Como existe um “secretismo tremendo” em torno do processo, justifica, é impossível saber ao certo para que servem exatamente estes “Cheget” extra. “É possível que possam funcionar como uma forma de validação ou de verificação contra a decisão de lançamento nuclear do Presidente”, concede o especialista. “Contudo, dado que nem o Ministro da Defesa nem o Chefe do Estado-Maior General são constitucional ou doutrinariamente designados como decisores nucleares, é mais provável que as suas pastas funcionem como elos (potencialmente necessários) na cadeia de comando, que serão utilizados para transmitir a ordem de lançamento nuclear do presidente até às unidades de custódia de lançamento e ogivas relevantes.”

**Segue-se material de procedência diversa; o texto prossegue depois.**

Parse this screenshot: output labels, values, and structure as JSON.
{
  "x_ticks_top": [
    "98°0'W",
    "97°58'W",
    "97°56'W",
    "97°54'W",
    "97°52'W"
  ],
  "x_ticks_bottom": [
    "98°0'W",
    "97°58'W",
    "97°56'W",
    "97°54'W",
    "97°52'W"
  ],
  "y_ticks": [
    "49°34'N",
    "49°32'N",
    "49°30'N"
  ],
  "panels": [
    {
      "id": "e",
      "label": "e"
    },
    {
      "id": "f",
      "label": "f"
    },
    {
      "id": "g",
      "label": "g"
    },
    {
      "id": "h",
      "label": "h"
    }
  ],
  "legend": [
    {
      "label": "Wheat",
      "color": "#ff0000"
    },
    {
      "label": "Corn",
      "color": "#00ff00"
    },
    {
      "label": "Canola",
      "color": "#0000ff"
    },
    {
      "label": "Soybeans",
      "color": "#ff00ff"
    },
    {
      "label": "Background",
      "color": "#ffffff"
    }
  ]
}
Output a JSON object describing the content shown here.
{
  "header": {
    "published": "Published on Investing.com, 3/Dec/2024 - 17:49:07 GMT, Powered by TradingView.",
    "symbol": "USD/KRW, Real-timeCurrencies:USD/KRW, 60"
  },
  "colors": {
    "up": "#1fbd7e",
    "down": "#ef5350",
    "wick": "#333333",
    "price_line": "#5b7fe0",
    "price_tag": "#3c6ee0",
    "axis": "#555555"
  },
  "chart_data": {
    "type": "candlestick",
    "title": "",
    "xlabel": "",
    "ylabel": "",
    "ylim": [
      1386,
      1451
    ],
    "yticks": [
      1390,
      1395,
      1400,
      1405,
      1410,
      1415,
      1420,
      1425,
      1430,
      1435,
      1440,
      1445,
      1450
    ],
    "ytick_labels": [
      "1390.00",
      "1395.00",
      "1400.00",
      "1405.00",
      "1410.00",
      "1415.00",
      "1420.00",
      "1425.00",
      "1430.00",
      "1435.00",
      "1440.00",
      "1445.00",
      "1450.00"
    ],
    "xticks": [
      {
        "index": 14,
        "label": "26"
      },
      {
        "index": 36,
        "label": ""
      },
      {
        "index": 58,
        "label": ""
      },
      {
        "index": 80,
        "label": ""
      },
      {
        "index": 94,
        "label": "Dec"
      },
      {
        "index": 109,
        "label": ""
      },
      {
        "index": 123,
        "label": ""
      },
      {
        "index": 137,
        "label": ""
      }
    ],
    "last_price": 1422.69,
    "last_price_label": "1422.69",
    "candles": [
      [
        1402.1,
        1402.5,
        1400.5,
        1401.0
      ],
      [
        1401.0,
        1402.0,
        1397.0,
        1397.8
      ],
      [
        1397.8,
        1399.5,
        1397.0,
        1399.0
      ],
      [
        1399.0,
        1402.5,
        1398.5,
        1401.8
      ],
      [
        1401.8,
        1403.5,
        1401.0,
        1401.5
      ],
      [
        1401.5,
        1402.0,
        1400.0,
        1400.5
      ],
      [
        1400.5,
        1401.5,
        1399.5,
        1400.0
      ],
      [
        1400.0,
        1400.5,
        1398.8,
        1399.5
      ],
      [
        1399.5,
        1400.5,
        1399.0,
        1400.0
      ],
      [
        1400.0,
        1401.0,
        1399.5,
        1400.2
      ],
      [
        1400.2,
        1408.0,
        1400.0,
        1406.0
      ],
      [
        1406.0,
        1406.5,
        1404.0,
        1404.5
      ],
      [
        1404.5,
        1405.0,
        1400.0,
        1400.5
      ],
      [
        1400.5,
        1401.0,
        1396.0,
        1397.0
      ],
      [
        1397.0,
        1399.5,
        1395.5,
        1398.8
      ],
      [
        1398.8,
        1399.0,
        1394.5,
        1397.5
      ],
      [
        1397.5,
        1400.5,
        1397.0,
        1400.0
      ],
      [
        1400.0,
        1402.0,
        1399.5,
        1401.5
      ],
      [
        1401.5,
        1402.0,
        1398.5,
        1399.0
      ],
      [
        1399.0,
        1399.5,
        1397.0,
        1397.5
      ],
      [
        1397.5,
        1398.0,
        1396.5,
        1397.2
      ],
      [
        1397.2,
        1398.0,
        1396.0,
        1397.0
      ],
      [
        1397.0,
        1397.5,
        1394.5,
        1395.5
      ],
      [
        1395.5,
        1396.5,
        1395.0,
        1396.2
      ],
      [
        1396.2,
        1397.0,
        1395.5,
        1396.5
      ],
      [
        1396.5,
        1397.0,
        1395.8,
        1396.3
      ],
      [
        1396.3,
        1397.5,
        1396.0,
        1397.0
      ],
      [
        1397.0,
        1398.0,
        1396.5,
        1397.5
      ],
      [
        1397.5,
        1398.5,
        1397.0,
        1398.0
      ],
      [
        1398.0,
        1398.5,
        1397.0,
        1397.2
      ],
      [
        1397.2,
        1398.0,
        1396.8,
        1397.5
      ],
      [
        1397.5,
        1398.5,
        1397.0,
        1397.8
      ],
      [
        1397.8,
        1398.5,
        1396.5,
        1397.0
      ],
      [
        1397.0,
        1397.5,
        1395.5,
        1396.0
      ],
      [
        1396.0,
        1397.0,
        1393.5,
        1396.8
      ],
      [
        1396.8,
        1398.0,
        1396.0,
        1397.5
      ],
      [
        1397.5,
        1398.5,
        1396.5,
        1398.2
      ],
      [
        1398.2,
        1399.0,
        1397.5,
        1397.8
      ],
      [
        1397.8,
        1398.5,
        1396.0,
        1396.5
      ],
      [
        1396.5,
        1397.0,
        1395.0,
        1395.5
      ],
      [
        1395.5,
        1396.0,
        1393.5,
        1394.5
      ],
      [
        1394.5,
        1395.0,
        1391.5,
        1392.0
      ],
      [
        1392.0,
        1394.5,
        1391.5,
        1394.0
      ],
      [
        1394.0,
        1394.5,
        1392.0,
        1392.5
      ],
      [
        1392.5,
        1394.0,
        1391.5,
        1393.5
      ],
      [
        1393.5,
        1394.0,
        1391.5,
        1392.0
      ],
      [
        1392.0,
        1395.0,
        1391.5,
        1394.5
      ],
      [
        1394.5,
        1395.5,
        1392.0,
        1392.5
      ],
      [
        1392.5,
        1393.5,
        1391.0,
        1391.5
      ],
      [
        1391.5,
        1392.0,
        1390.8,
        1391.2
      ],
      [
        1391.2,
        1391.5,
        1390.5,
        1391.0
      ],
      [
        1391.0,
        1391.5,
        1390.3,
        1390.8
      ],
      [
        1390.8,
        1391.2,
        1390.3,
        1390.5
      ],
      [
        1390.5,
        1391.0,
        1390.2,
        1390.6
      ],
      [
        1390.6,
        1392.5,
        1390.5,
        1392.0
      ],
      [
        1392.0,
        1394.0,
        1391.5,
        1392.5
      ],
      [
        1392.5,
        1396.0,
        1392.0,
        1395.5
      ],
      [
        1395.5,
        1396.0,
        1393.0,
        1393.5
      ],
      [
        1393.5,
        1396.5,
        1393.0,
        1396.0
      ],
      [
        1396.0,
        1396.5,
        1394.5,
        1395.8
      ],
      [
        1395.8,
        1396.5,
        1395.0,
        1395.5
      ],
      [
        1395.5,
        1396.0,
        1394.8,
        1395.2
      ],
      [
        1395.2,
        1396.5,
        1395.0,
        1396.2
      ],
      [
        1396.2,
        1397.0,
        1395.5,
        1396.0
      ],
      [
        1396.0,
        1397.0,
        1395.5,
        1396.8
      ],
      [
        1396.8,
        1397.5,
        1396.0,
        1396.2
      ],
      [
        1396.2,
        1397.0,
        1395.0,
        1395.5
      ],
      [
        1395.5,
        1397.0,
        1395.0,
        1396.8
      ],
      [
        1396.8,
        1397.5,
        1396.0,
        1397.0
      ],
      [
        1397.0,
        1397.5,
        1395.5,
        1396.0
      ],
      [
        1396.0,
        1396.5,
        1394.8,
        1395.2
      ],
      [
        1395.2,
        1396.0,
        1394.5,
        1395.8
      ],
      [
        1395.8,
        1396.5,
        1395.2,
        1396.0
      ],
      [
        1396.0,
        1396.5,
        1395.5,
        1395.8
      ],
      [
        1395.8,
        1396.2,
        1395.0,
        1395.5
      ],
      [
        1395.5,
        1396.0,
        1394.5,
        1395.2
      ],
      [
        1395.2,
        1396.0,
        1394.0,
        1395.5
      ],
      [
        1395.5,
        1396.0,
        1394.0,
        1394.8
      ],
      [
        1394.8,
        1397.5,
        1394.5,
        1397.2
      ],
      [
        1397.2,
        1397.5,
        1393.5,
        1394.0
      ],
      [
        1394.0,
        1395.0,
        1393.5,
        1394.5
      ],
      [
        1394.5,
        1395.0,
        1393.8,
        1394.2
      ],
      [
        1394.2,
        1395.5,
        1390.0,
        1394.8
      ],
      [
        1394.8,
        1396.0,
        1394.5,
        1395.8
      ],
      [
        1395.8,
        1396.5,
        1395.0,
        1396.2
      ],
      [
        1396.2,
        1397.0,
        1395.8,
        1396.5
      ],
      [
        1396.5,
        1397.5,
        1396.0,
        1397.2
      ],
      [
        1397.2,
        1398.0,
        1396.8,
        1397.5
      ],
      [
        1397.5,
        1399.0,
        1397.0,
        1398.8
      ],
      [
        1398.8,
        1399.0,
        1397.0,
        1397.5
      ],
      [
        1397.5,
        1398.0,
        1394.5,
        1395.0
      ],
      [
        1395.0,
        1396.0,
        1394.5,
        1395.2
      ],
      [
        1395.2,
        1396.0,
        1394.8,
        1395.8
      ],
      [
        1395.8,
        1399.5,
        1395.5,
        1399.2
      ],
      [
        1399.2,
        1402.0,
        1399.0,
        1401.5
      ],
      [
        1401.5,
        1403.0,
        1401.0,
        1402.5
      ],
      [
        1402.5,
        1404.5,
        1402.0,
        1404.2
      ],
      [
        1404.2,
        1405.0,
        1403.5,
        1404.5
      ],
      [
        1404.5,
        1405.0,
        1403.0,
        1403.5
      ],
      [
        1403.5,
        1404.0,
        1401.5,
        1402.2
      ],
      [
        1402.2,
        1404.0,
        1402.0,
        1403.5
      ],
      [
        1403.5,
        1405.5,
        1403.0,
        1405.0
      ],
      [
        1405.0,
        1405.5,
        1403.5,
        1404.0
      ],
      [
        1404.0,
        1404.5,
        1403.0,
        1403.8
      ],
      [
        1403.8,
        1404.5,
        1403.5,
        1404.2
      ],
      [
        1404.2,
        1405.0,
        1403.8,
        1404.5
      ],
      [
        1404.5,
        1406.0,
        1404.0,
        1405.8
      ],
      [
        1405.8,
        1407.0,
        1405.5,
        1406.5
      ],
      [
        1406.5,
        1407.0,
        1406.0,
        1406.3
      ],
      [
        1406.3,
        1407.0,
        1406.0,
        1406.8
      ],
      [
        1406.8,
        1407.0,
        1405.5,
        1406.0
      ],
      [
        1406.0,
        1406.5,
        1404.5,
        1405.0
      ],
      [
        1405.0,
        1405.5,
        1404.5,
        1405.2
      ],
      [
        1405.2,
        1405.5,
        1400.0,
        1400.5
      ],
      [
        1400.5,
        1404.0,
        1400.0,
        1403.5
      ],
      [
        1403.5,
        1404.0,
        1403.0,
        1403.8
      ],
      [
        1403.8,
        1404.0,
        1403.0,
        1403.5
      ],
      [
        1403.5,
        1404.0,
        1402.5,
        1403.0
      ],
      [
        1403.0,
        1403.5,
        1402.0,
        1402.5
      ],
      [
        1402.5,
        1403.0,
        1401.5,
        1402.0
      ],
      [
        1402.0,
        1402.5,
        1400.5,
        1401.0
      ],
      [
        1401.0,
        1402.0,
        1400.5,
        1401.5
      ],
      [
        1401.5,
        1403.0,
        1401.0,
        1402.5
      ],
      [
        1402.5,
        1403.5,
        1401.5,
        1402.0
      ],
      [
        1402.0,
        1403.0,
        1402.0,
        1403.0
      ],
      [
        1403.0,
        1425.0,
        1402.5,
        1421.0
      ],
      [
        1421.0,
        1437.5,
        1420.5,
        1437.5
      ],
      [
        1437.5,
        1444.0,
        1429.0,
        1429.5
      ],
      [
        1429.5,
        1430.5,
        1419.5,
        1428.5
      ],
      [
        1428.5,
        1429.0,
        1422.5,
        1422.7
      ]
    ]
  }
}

Aquilo que se sabe, de certeza, é que para, dar a ordem de ataque nuclear no “Cheget”, Vladimir Putin terá de fazê-lo através da rede de comando e controlo “Kazbek”, utilizando o sistema de comunicações especiais “Kavkaz”.

“O Kazbek tornou-se plenamente operacional em 1985. Apoia o Kavkaz, um sistema dedicado de comunicações entre altos funcionários governamentais concebidos para operar sob as condições de um ataque surpresa”, explicaram num ensaio publicado em 2019, Jeffrey G. Lewis e Bruno Tertrais, especialistas em ​​não-proliferação nuclear e geopolítica e professores do Instituto de Estudos Internacionais de Middlebury, na Califórnia.

De acordo com os autores, pelo menos até ao início dos anos 1990, depois de a ordem de comando ser enviada através dos “Cheget”, era necessária a introdução de dois códigos diferentes, “como uma camada extra de autenticação”.